Gorillas, Flink & Co: Lieferdienste mischen Immobilienmärkte auf

Helge Scheunemann, Foto: JLL

Ob es einem gefällt oder nicht, sie sind inzwischen fester Bestandteil deutscher (Groß-)Stadtbilder: E-Bike-Fahrer, die Lebensmittel innerhalb kürzester Zeit zu den Konsumenten bringen. Dieser sogenannte Quick Commerce drückt nun zunehmend auch den Immobilienmärkten seinen Stempel auf, wie JLL heute berichtet.  

Demnach mieteten entsprechende Unternehmen in den ersten neun Monaten 2021 in Deutschland mehr als 17 500 Quadratmeter Ladenfläche an und erzielten so 5 Prozent des gesamten Vermietungsumsatzes. Das sei mehr als beispielsweise auf die Branchen Schmuck, Elektronik oder Telekommunikation entfiel. Noch deutlicher werde die Dynamik, wenn der Fokus allein auf das Segment Lebensmittel gerichtet wird. Hier gelingt es dem Quick Commerce laut JLL aus dem Stand heraus, einen Anteil von mehr als einem Viertel am Vermietungsvolumen und sogar 42 Prozent bei der Anzahl aller Anmietungen zu generieren.

„Die Zahlen spiegeln die rasante Entwicklung der vergangenen Monate. Seit Beginn der Pandemie und verstärkt in den jeweiligen Lockdown-Phasen sind die Lebensmittellieferdienste in den Fokus von Händler und Verbrauchern gerückt. Etablierte Ketten konnten die Nachfrage aber kaum bedienen. In diese Lücke stoßen nun Lieferdienste des so genannten Q-Commerce“, beobachtet Helge Scheunemann, Head of Research JLL Germany.

Neben den etablierten Firmen Gorillas und Flink drängten auch immer mehr Lieferdienste aus dem Ausland nach Deutschland, darunter Getir, Knuspr, Wuplo und zuletzt der US-Lieferdienst Doordash, der mit der Übernahme des finnischen Konkurrenten Wolt (bereits aktiv in 23 europäischen und asiatischen Ländern) den deutschen Markt betreten hat. Weitere Anbieter und Konkurrenz erwachse neuerdings auch durch die etablierten Restaurant-Lieferdienste wie Delivery Hero oder dem Getränkelieferanten Flaschenpost.
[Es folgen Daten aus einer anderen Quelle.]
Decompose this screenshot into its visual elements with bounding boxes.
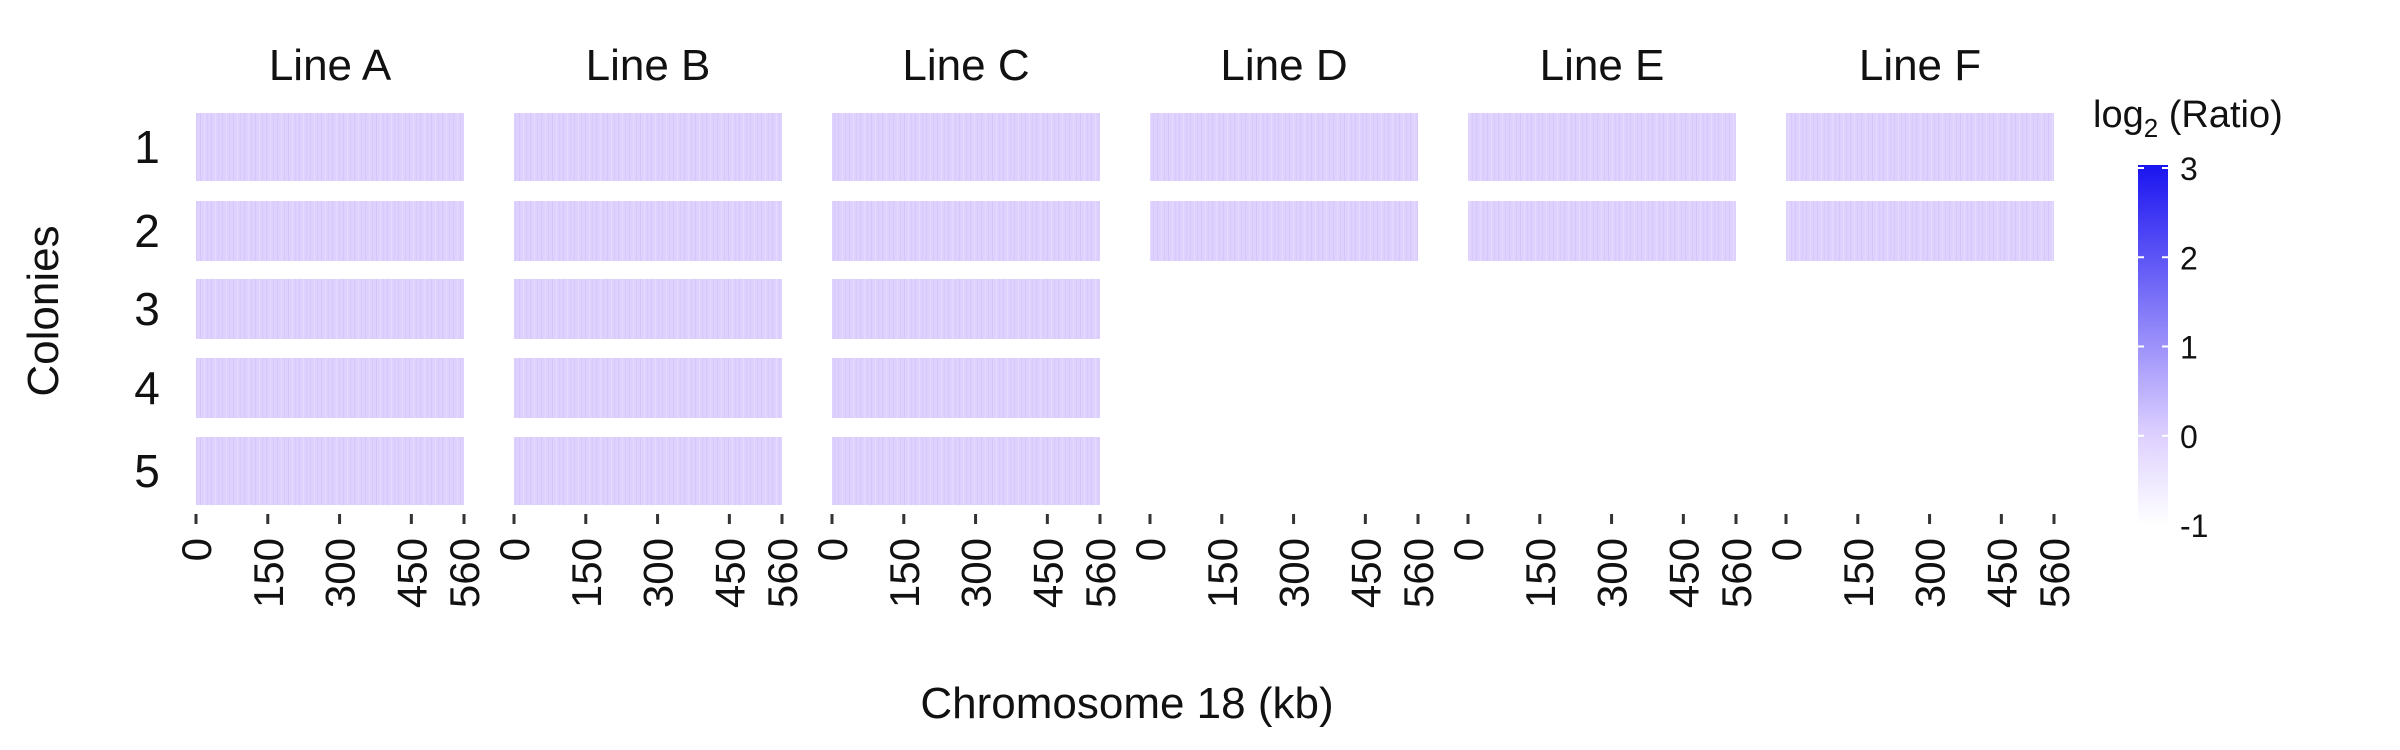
x-tick-label: 0 bbox=[1445, 538, 1492, 561]
legend-title-rest: (Ratio) bbox=[2158, 94, 2283, 136]
heatmap-tile bbox=[1150, 201, 1418, 261]
row-label-4: 4 bbox=[134, 362, 160, 414]
x-tick-label: 300 bbox=[953, 538, 1000, 608]
x-axis-label: Chromosome 18 (kb) bbox=[920, 679, 1333, 728]
legend-tick-label: 2 bbox=[2180, 240, 2198, 276]
legend-colorbar bbox=[2138, 165, 2168, 525]
heatmap-tile bbox=[832, 358, 1100, 418]
row-label-5: 5 bbox=[134, 445, 160, 497]
x-tick-label: 300 bbox=[1271, 538, 1318, 608]
heatmap-tile bbox=[832, 437, 1100, 505]
x-tick-label: 150 bbox=[881, 538, 928, 608]
heatmap-tile bbox=[1150, 113, 1418, 181]
heatmap-tile bbox=[196, 279, 464, 339]
x-tick-label: 560 bbox=[2031, 538, 2078, 608]
x-tick-label: 300 bbox=[317, 538, 364, 608]
x-tick-label: 450 bbox=[1660, 538, 1707, 608]
heatmap-tile bbox=[1786, 113, 2054, 181]
legend-ticks: 3 2 1 0 -1 bbox=[2138, 151, 2208, 544]
heatmap-tile bbox=[196, 113, 464, 181]
x-tick-label: 150 bbox=[1199, 538, 1246, 608]
x-tick-label: 150 bbox=[1517, 538, 1564, 608]
heatmap-tile bbox=[514, 201, 782, 261]
x-tick-label: 450 bbox=[1978, 538, 2025, 608]
x-tick-label: 0 bbox=[173, 538, 220, 561]
x-tick-label: 300 bbox=[1589, 538, 1636, 608]
panel-title-line-f: Line F bbox=[1859, 41, 1981, 90]
x-tick-label: 150 bbox=[563, 538, 610, 608]
x-tick-label: 560 bbox=[1077, 538, 1124, 608]
x-tick-label: 300 bbox=[635, 538, 682, 608]
panel-title-line-e: Line E bbox=[1540, 41, 1665, 90]
row-label-1: 1 bbox=[134, 121, 160, 173]
panel-title-line-a: Line A bbox=[269, 41, 392, 90]
heatmap-tile bbox=[832, 279, 1100, 339]
heatmap-tile bbox=[514, 279, 782, 339]
legend-tick-label: 1 bbox=[2180, 330, 2198, 366]
legend-title: log2 (Ratio) bbox=[2093, 94, 2283, 143]
legend-tick-label: 3 bbox=[2180, 151, 2198, 187]
x-tick-label: 450 bbox=[388, 538, 435, 608]
row-label-3: 3 bbox=[134, 283, 160, 335]
heatmap-tile bbox=[196, 437, 464, 505]
x-tick-label: 150 bbox=[1835, 538, 1882, 608]
heatmap-tile bbox=[196, 358, 464, 418]
x-tick-label: 450 bbox=[1342, 538, 1389, 608]
x-tick-label: 0 bbox=[809, 538, 856, 561]
facet-panels: 1 2 3 4 5 Line A Line B Line C Line D Line E Line … bbox=[134, 41, 2054, 505]
x-axes: 0 150 300 450 560 0 150 300 450 560 0 150 300 450 560 0… bbox=[173, 514, 2078, 608]
x-tick-label: 450 bbox=[1024, 538, 1071, 608]
x-tick-label: 300 bbox=[1907, 538, 1954, 608]
row-label-2: 2 bbox=[134, 205, 160, 257]
legend-tick-label: -1 bbox=[2180, 508, 2208, 544]
heatmap-tile bbox=[514, 358, 782, 418]
legend-tick-label: 0 bbox=[2180, 419, 2198, 455]
heatmap-tile bbox=[514, 437, 782, 505]
x-tick-label: 150 bbox=[245, 538, 292, 608]
heatmap-tile bbox=[832, 201, 1100, 261]
panel-title-line-b: Line B bbox=[586, 41, 711, 90]
x-tick-label: 560 bbox=[759, 538, 806, 608]
heatmap-tile bbox=[1468, 113, 1736, 181]
heatmap-tile bbox=[1468, 201, 1736, 261]
x-tick-label: 0 bbox=[1127, 538, 1174, 561]
heatmap-tile bbox=[832, 113, 1100, 181]
y-axis-label: Colonies bbox=[19, 225, 68, 396]
x-tick-label: 560 bbox=[1713, 538, 1760, 608]
legend-title-base: log bbox=[2093, 94, 2144, 136]
heatmap-tile bbox=[514, 113, 782, 181]
heatmap-tile bbox=[196, 201, 464, 261]
x-tick-label: 450 bbox=[706, 538, 753, 608]
x-tick-label: 560 bbox=[1395, 538, 1442, 608]
panel-title-line-c: Line C bbox=[902, 41, 1029, 90]
x-tick-label: 0 bbox=[491, 538, 538, 561]
legend-title-subscript: 2 bbox=[2144, 113, 2158, 143]
panel-title-line-d: Line D bbox=[1220, 41, 1347, 90]
x-tick-label: 560 bbox=[441, 538, 488, 608]
x-tick-label: 0 bbox=[1763, 538, 1810, 561]
heatmap-tile bbox=[1786, 201, 2054, 261]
Doch auch klassische Lebensmittelanbieter blieben nicht untätig und rüsteten ihre Lieferangebote auf. „Dabei setzen sie verstärkt auf Kooperationen – wie z.B. Rewe mit Flink, oder der Biosupermarkt Alnatura setzt auf eine Vielzahl von Kooperationen mit Online-Supermärkten, um so seine Produkte über diese Kanäle an die Kunden zu bringen. Auch Edeka hat sich mit Picnic einen Partner fürs Onlinegeschäft ins Boot geholt und schließlich hat sich Kaufland mit der Übernahme von Real-Märkten auch deren Online-Präsenz gesichert“, fasst Scheunemann zusammen.

Doch wie viel Wachstumspotenzial bietet der Markt wirklich? Der Blick auf den deutschen Einzelhandelsumsatz zeigt laut JLL, dass vor Corona (2019) der Anteil des Online-Lebensmittelhandels bei knapp einem Prozent lag. Im Jahr 2020 hat sich der Umsatz auf zwei Prozent verdoppelt und in Berlin, Düsseldorf und München soll der Anteil nach einer Untersuchung von Ernst &Young sogar 7 bis 8 Prozent des lokal generierten Umsatzes betragen. Kein anderes Handels-Segment könne derzeit solch hohe Wachstumsraten vermelden.

Zwar sei eine gewisse Konsolidierung der Branche zu erwarten, doch sei davon auszugehen, dass die Anmietungsaktivitäten sich auch im nächsten Jahr fortsetzen werden. Nicht nur die Pandemie, sondern auch die Digitalisierung des Alltags würde das Einkaufsverhalten der Konsumenten weiter verändern. Auch die zunehmenden Quartiersentwicklungen in den Großstädten und Stadtstrukturen im Sinne der „15-Minuten-Stadt“ würden den Lieferdiensten weitere Optionen bieten.

Einen Aspekt gilt es laut JLL aber genau im Auge zu behalten: Angesichts aktuell stark steigender Preise auch für Lebensmittel reagierten die Konsumenten gegebenenfalls sensibel auf Zusatzkosten wie Liefergebühren. Je länger die inflationären Treiber wirkten, desto stärker werde dieser Effekt auf Lieferdienste durchschlagen.